Transformation numérique

L'USIE s’engage pour des infrastructures et des conditions-cadre appropriées qui contribuent à relever les défis de la transformation numérique.

Changement structurel

La numérisation a touché une grande partie de l’économie et de la société. Elle ne se limite plus à la communication et au stockage de données sur l’ordinateur, mais modifie nos conditions de vie de base par des phénomènes tels que l’automatisation croissante, le réseautage et l’Internet des objets. C’est pourquoi la Confédération a adopté la stratégie « Suisse numérique » en 2016. Elle veut y offrir à l’économie et à la société un espace pour le développement numérique en créant les conditions cadre nécessaires. Pour faire progresser la numérisation en Suisse, il est également essentiel de disposer d’infrastructures appropriées pour la transmission de l’énergie et des données. La branche des installations électriques y apporte une contribution centrale, car elle assure, entre autres, la distribution fine des points d’accès.

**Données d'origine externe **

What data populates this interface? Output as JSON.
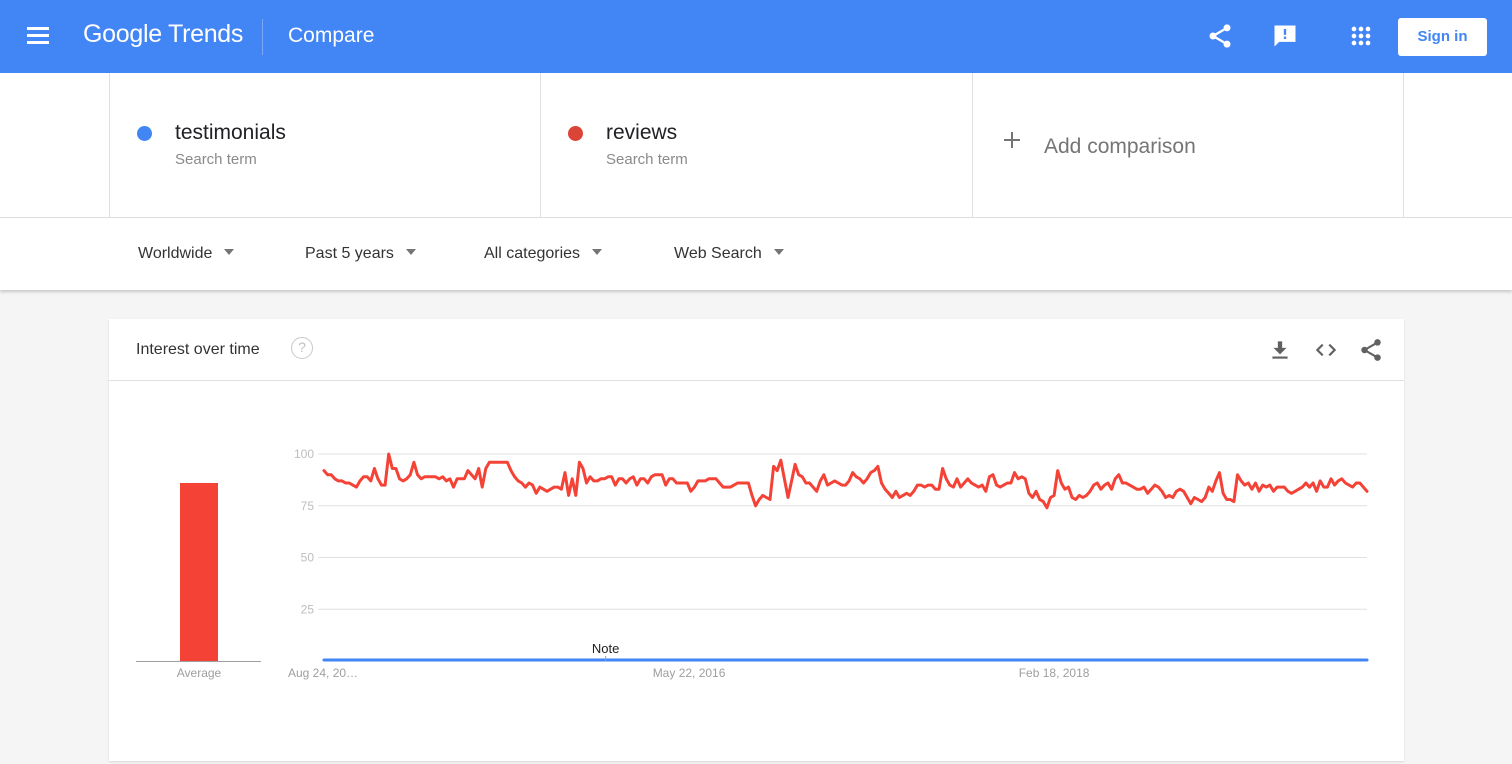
{
  "header": {
    "logo_google": "Google",
    "logo_trends": "Trends",
    "page_title": "Compare",
    "sign_in_label": "Sign in",
    "icons": [
      "share-icon",
      "feedback-icon",
      "apps-grid-icon"
    ]
  },
  "terms": [
    {
      "name": "testimonials",
      "type": "Search term",
      "color": "#4285f4"
    },
    {
      "name": "reviews",
      "type": "Search term",
      "color": "#db4437"
    }
  ],
  "add_comparison_label": "Add comparison",
  "filters": [
    {
      "label": "Worldwide"
    },
    {
      "label": "Past 5 years"
    },
    {
      "label": "All categories"
    },
    {
      "label": "Web Search"
    }
  ],
  "card": {
    "title": "Interest over time",
    "help_glyph": "?",
    "icons": [
      "download-icon",
      "embed-code-icon",
      "share-icon"
    ]
  },
  "chart_data": {
    "type": "line",
    "title": "Interest over time",
    "xlabel": "",
    "ylabel": "",
    "ylim": [
      0,
      100
    ],
    "y_ticks": [
      "25",
      "50",
      "75",
      "100"
    ],
    "x_tick_labels": [
      "Aug 24, 20…",
      "May 22, 2016",
      "Feb 18, 2018"
    ],
    "x_tick_positions": [
      0.0,
      0.35,
      0.7
    ],
    "annotation": {
      "label": "Note",
      "at": 0.27
    },
    "grid": true,
    "legend": "none",
    "average": {
      "label": "Average",
      "series": [
        {
          "name": "testimonials",
          "value": 0,
          "color": "#4285f4"
        },
        {
          "name": "reviews",
          "value": 86,
          "color": "#f44336"
        }
      ]
    },
    "series": [
      {
        "name": "testimonials",
        "color": "#4285f4",
        "values": [
          0
        ]
      },
      {
        "name": "reviews",
        "color": "#f44336",
        "values": [
          92,
          90,
          90,
          88,
          87,
          87,
          86,
          86,
          85,
          84,
          87,
          89,
          89,
          87,
          93,
          88,
          85,
          85,
          100,
          93,
          93,
          88,
          87,
          88,
          90,
          96,
          90,
          88,
          89,
          89,
          89,
          89,
          88,
          89,
          87,
          88,
          84,
          88,
          88,
          88,
          92,
          90,
          88,
          93,
          84,
          93,
          96,
          96,
          96,
          96,
          96,
          96,
          92,
          89,
          87,
          86,
          84,
          86,
          85,
          81,
          84,
          83,
          82,
          83,
          84,
          84,
          83,
          91,
          80,
          88,
          80,
          96,
          93,
          86,
          89,
          87,
          87,
          88,
          88,
          89,
          89,
          85,
          88,
          88,
          86,
          88,
          89,
          85,
          88,
          88,
          86,
          89,
          90,
          90,
          90,
          85,
          88,
          88,
          86,
          86,
          86,
          86,
          82,
          84,
          87,
          87,
          87,
          88,
          88,
          88,
          86,
          84,
          84,
          84,
          85,
          86,
          86,
          86,
          86,
          80,
          75,
          78,
          80,
          79,
          78,
          94,
          92,
          97,
          88,
          79,
          87,
          95,
          90,
          89,
          86,
          86,
          84,
          82,
          87,
          90,
          85,
          86,
          87,
          86,
          85,
          85,
          87,
          91,
          89,
          88,
          86,
          88,
          91,
          92,
          94,
          86,
          83,
          81,
          79,
          82,
          79,
          80,
          81,
          80,
          82,
          85,
          85,
          84,
          85,
          85,
          83,
          83,
          93,
          88,
          85,
          84,
          88,
          84,
          86,
          88,
          86,
          85,
          84,
          85,
          82,
          89,
          90,
          85,
          84,
          85,
          86,
          86,
          91,
          88,
          89,
          88,
          81,
          79,
          82,
          78,
          77,
          74,
          79,
          80,
          92,
          86,
          83,
          84,
          79,
          78,
          80,
          79,
          80,
          82,
          85,
          86,
          83,
          85,
          86,
          83,
          88,
          90,
          86,
          86,
          85,
          84,
          83,
          83,
          84,
          81,
          83,
          85,
          84,
          82,
          79,
          80,
          79,
          82,
          83,
          82,
          79,
          76,
          79,
          78,
          77,
          79,
          84,
          82,
          87,
          91,
          81,
          78,
          78,
          77,
          90,
          87,
          85,
          86,
          83,
          86,
          82,
          85,
          84,
          85,
          82,
          84,
          84,
          84,
          82,
          81,
          82,
          83,
          84,
          86,
          84,
          86,
          82,
          87,
          84,
          84,
          88,
          85,
          87,
          88,
          86,
          85,
          84,
          86,
          86,
          84,
          82
        ]
      }
    ]
  }
}
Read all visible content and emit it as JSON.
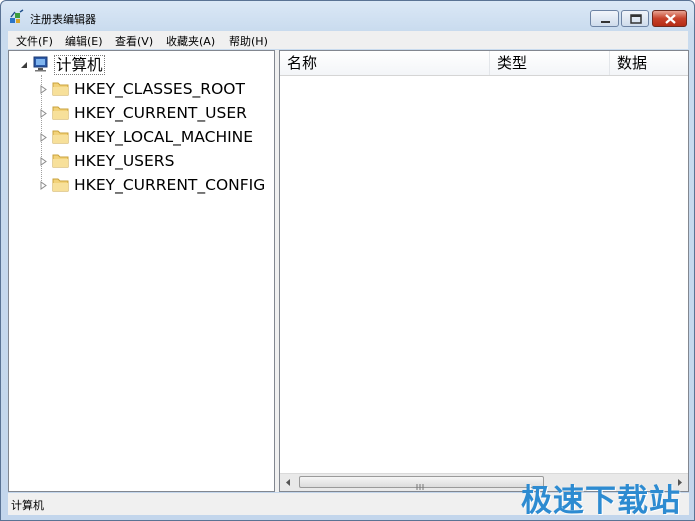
{
  "window": {
    "title": "注册表编辑器"
  },
  "menu": [
    {
      "label": "文件(F)"
    },
    {
      "label": "编辑(E)"
    },
    {
      "label": "查看(V)"
    },
    {
      "label": "收藏夹(A)"
    },
    {
      "label": "帮助(H)"
    }
  ],
  "tree": {
    "root": {
      "label": "计算机",
      "icon": "computer-icon",
      "expanded": true
    },
    "items": [
      {
        "label": "HKEY_CLASSES_ROOT",
        "icon": "folder-icon"
      },
      {
        "label": "HKEY_CURRENT_USER",
        "icon": "folder-icon"
      },
      {
        "label": "HKEY_LOCAL_MACHINE",
        "icon": "folder-icon"
      },
      {
        "label": "HKEY_USERS",
        "icon": "folder-icon"
      },
      {
        "label": "HKEY_CURRENT_CONFIG",
        "icon": "folder-icon"
      }
    ]
  },
  "list": {
    "columns": [
      {
        "label": "名称"
      },
      {
        "label": "类型"
      },
      {
        "label": "数据"
      }
    ],
    "rows": []
  },
  "status": {
    "text": "计算机"
  },
  "watermark": {
    "text": "极速下载站"
  },
  "colors": {
    "selection": "#3399ff",
    "accent": "#2d8bd1",
    "close": "#c7422b"
  }
}
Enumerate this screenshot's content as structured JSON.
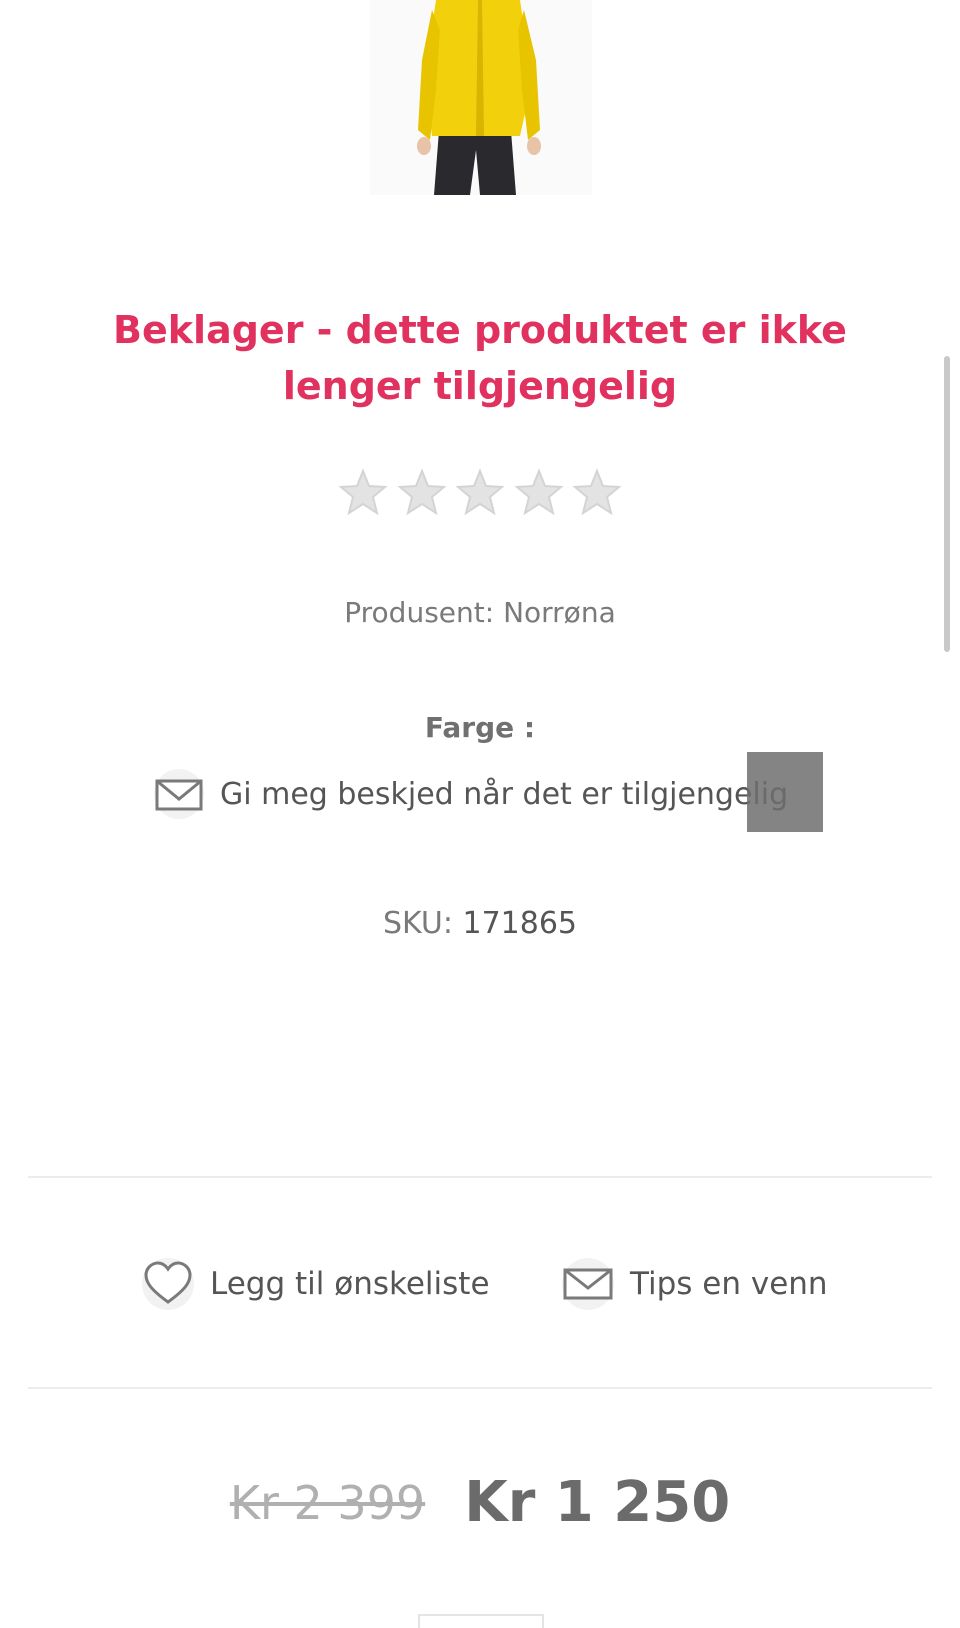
{
  "product": {
    "unavailable_title": "Beklager - dette produktet er ikke lenger tilgjengelig",
    "rating_stars": 0,
    "rating_max": 5,
    "manufacturer_text": "Produsent: Norrøna",
    "color_label": "Farge :",
    "notify_text": "Gi meg beskjed når det er tilgjengelig",
    "sku_label": "SKU:",
    "sku_value": "171865"
  },
  "actions": {
    "wishlist_label": "Legg til ønskeliste",
    "tip_label": "Tips en venn"
  },
  "pricing": {
    "old_price": "Kr 2 399",
    "new_price": "Kr 1 250"
  },
  "icons": {
    "notify": "mail-icon",
    "wishlist": "heart-icon",
    "tip": "mail-icon",
    "rating": "star-icon"
  },
  "colors": {
    "title": "#e0315f",
    "text": "#6b6b6b",
    "product_yellow": "#f2d10c"
  }
}
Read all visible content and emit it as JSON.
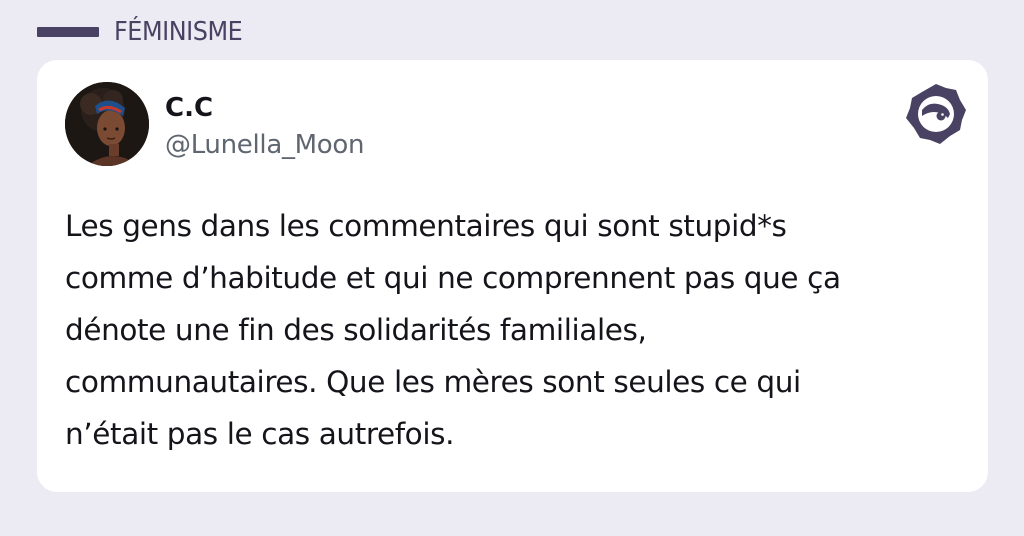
{
  "category": {
    "label": "FÉMINISME",
    "color": "#4a4262"
  },
  "tweet": {
    "author_name": "C.C",
    "author_handle": "@Lunella_Moon",
    "avatar_icon": "profile-avatar",
    "brand_icon": "brand-logo-icon",
    "text": "Les gens dans les commentaires qui sont stupid*s\ncomme d’habitude et qui ne comprennent pas que ça\ndénote une fin des solidarités familiales,\ncommunautaires. Que les mères sont seules ce qui\nn’était pas le cas autrefois."
  },
  "colors": {
    "background": "#ecebf3",
    "card": "#ffffff",
    "brand": "#4a4262"
  }
}
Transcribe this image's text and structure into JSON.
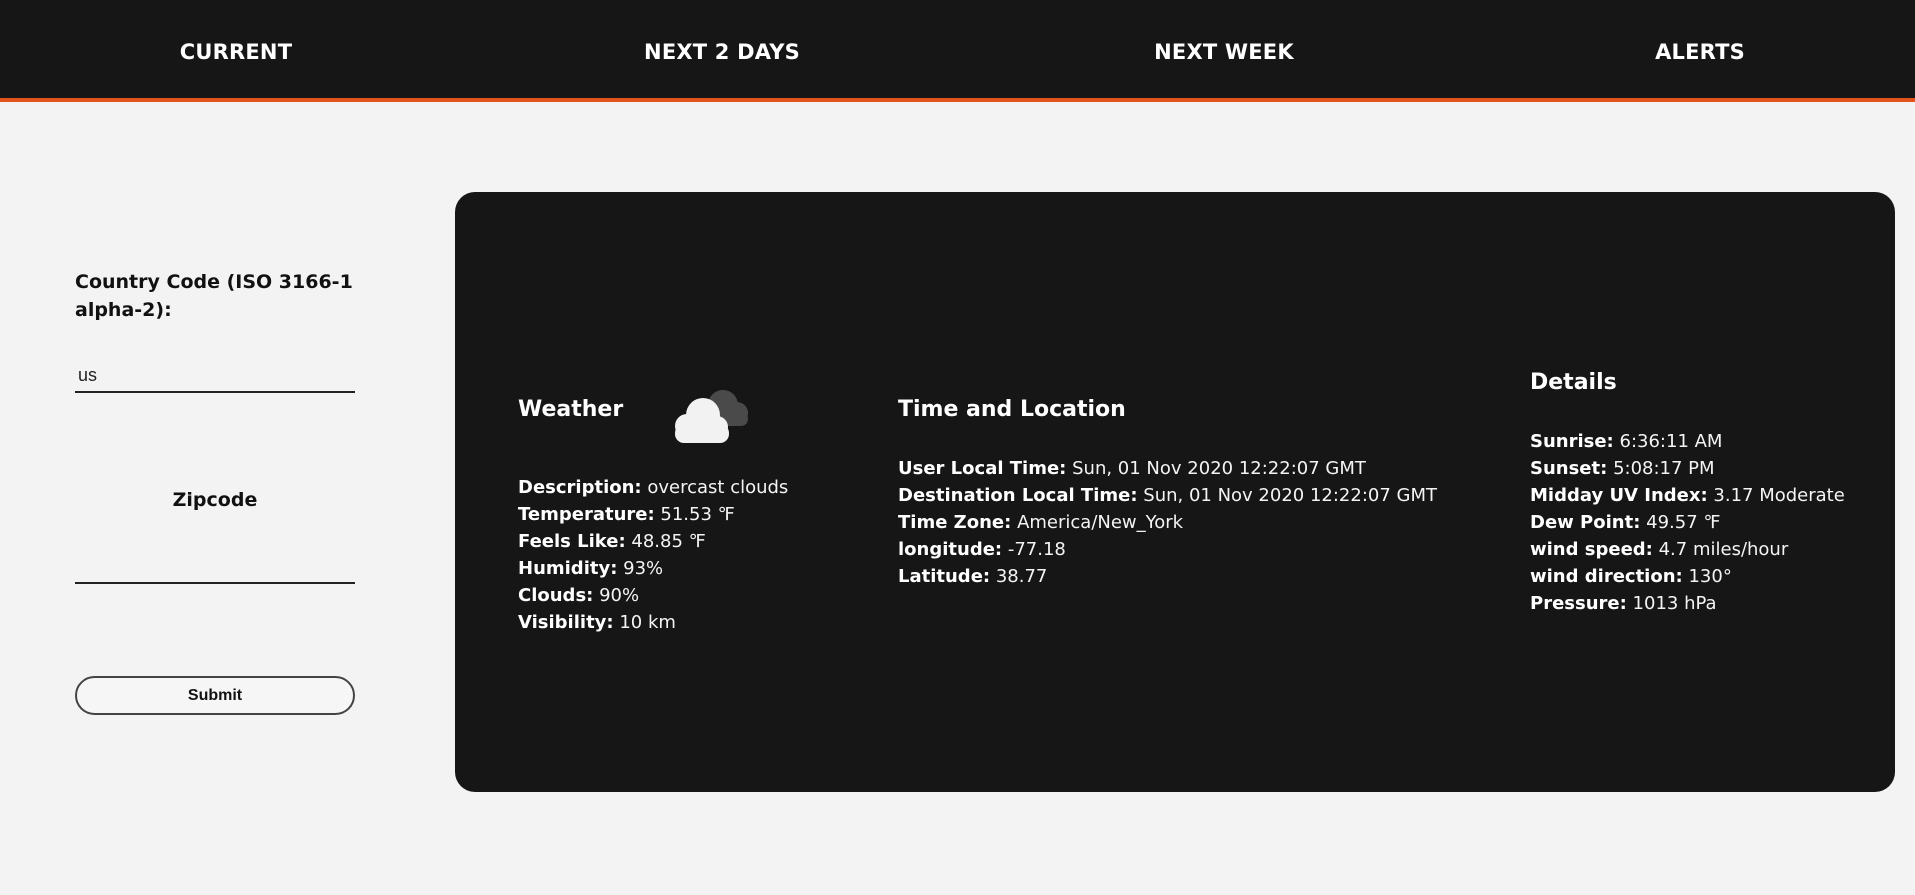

Le parlement voit aussi l’urgence. Dans une série de démarches, il appelle à l’expansion de l’infrastructure numérique dans toutes les régions du pays (initiative cantonale 16.306, Tessin), à un encouragement accru de la technologie (17.3592, Béglé Claude (PDC, VD) et au développement des normes de sécurité contre les menaces en matière de cybersécurité (Po. 17.4295, Glättli Balthasar (Verts, ZH)). Pour l’USIE, de telles initiatives sont importantes. La compétitivité de la Suisse ne peut être assurée qu’en se concentrant davantage sur l’expansion des infrastructures numériques et les conditions-cadre correspondantes, afin que les régions périphériques puissent également participer au développement.

Bouleversements sociaux

Il ne faut pas oublier que l’évolution actuelle a également des effets sur le marché du travail. L’automatisation par des robots à commande numérique est probable, en particulier pour des activités hautement répétitives. Les principales victimes sont les employés peu qualifiés. Il est donc juste que le parlement examine la question des effets du développement de l’automatisation respectivement de la robotique sur le marché du travail et le système de sécurité sociale (Po. 17.3045 , Schwaab Jean Christophe (PS, VD)). Comme lors de la première révolution industrielle, un certain nombre de professions vont disparaître dans les décennies à venir. Toutefois, il ne faut pas y répondre en rendant les équipements de travail inutilement plus chers par la taxation des robots, dans l’espoir que cela mettra un terme au changement ; il est beaucoup plus logique de procéder à une analyse des nouveaux domaines d’activité qui apparaissent. De nouvelles formes de travail, telles que le soi-disant travail de plate-forme (Po. 17.4087, Groupe libéral-radical), doivent également être envisagées. Le parlement a déjà fait un premier pas dans cette direction.

Ce n’est qu’avec de telles mesures que les bases pourront être créées, en particulier dans le secteur de la formation, pour remplacer les emplois qui disparaissent. En tant que représentant de l’un des plus grands formateurs dans le domaine des professions techniques étroitement liées à la numérisation, l’USIE peut offrir des inputs importants pour la conception de nouveaux profils professionnels.